Bolivia’s first Indigenous president, Morales, was extremely popular after taking power in 2006 — until he tried to bypass the constitution and seek a fourth term in office in 2019.
He won the vote, but the right-wing opposition accused him of electoral fraud, and he was forced to resign amid huge and deadly protests and fled the country.
After Morales was replaced by right-wing interim president Jeanine Anez, the demonstrations were reignited by his supporters, and clashes between civilians and security forces left 35 dead, according to an investigation by the Inter-American Commission on Human Rights.
On Friday, a Bolivian court found two former officials under Anez’s interim administration guilty of the irregular purchase of tear gas and military goods in November 2019.
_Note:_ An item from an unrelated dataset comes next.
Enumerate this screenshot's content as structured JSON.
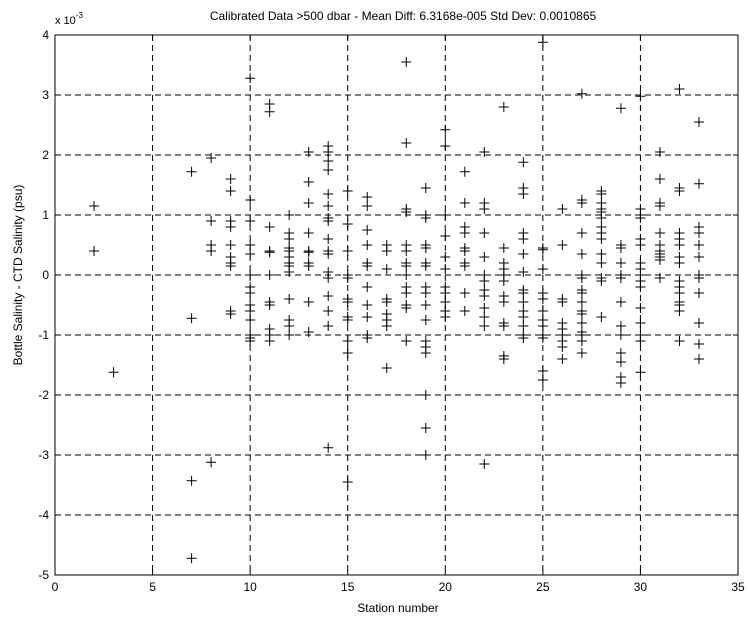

Arturo Murillo, who was interior minister, was “guilty of the crime of illegal negotiations,” while then-defense minister Luis Fernando Lopez was sentenced for “the crime of contracts harmful to the state,” said the justice ministry.
Murillo had already been sentenced to five years and 10 months in prison in the United States in January 2023 over the same case, after he pleaded guilty to conspiracy to launder bribe money he received.
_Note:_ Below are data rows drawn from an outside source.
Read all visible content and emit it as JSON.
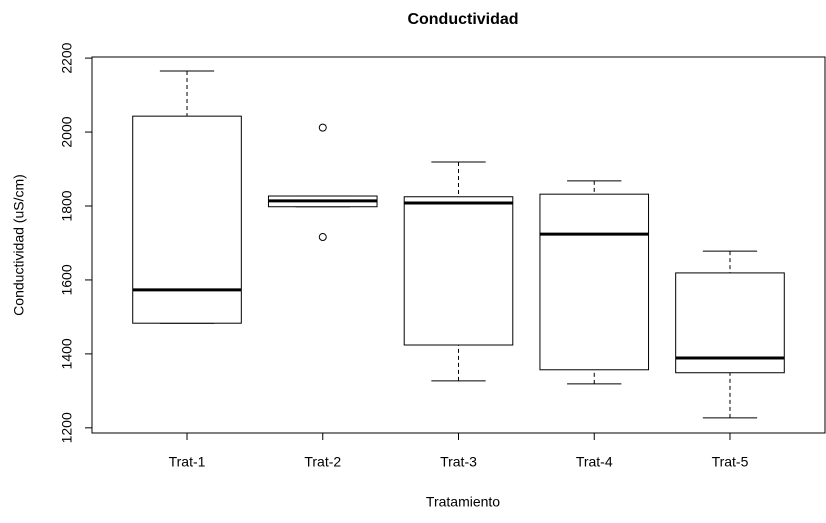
{
  "chart_data": {
    "type": "box",
    "title": "Conductividad",
    "x_label": "Tratamiento",
    "y_label": "Conductividad (uS/cm)",
    "categories": [
      "Trat-1",
      "Trat-2",
      "Trat-3",
      "Trat-4",
      "Trat-5"
    ],
    "boxes": [
      {
        "min": 1483,
        "q1": 1483,
        "median": 1573,
        "q3": 2043,
        "max": 2165,
        "outliers": []
      },
      {
        "min": 1798,
        "q1": 1798,
        "median": 1814,
        "q3": 1827,
        "max": 1827,
        "outliers": [
          2012,
          1716
        ]
      },
      {
        "min": 1327,
        "q1": 1424,
        "median": 1808,
        "q3": 1825,
        "max": 1919,
        "outliers": []
      },
      {
        "min": 1319,
        "q1": 1357,
        "median": 1724,
        "q3": 1832,
        "max": 1868,
        "outliers": []
      },
      {
        "min": 1227,
        "q1": 1349,
        "median": 1389,
        "q3": 1619,
        "max": 1678,
        "outliers": []
      }
    ],
    "color": "#000000",
    "ylim": [
      1186,
      2203
    ],
    "yticks": [
      1200,
      1400,
      1600,
      1800,
      2000,
      2200
    ]
  }
}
According to US officials, Murillo had received at least $532,000 in bribes from a Florida company for helping it win a $5.6 million contract to provide riot equipment to the Bolivian defense ministry.
Lopez is currently in Paraguay.
Bolivia remains deeply polarised after the events of 2019.
Anez was sentenced in June 2022 to 10 years in prison on charges of instigating a coup against Morales, but the government and civil society groups are still pushing for another trial for the deaths of protesters.
The current president, Luis Arce, was a one-time ally of Morales — who returned to Bolivia in October 2020 — but a power struggle has emerged between the two men, deepening political instability in the Andean nation.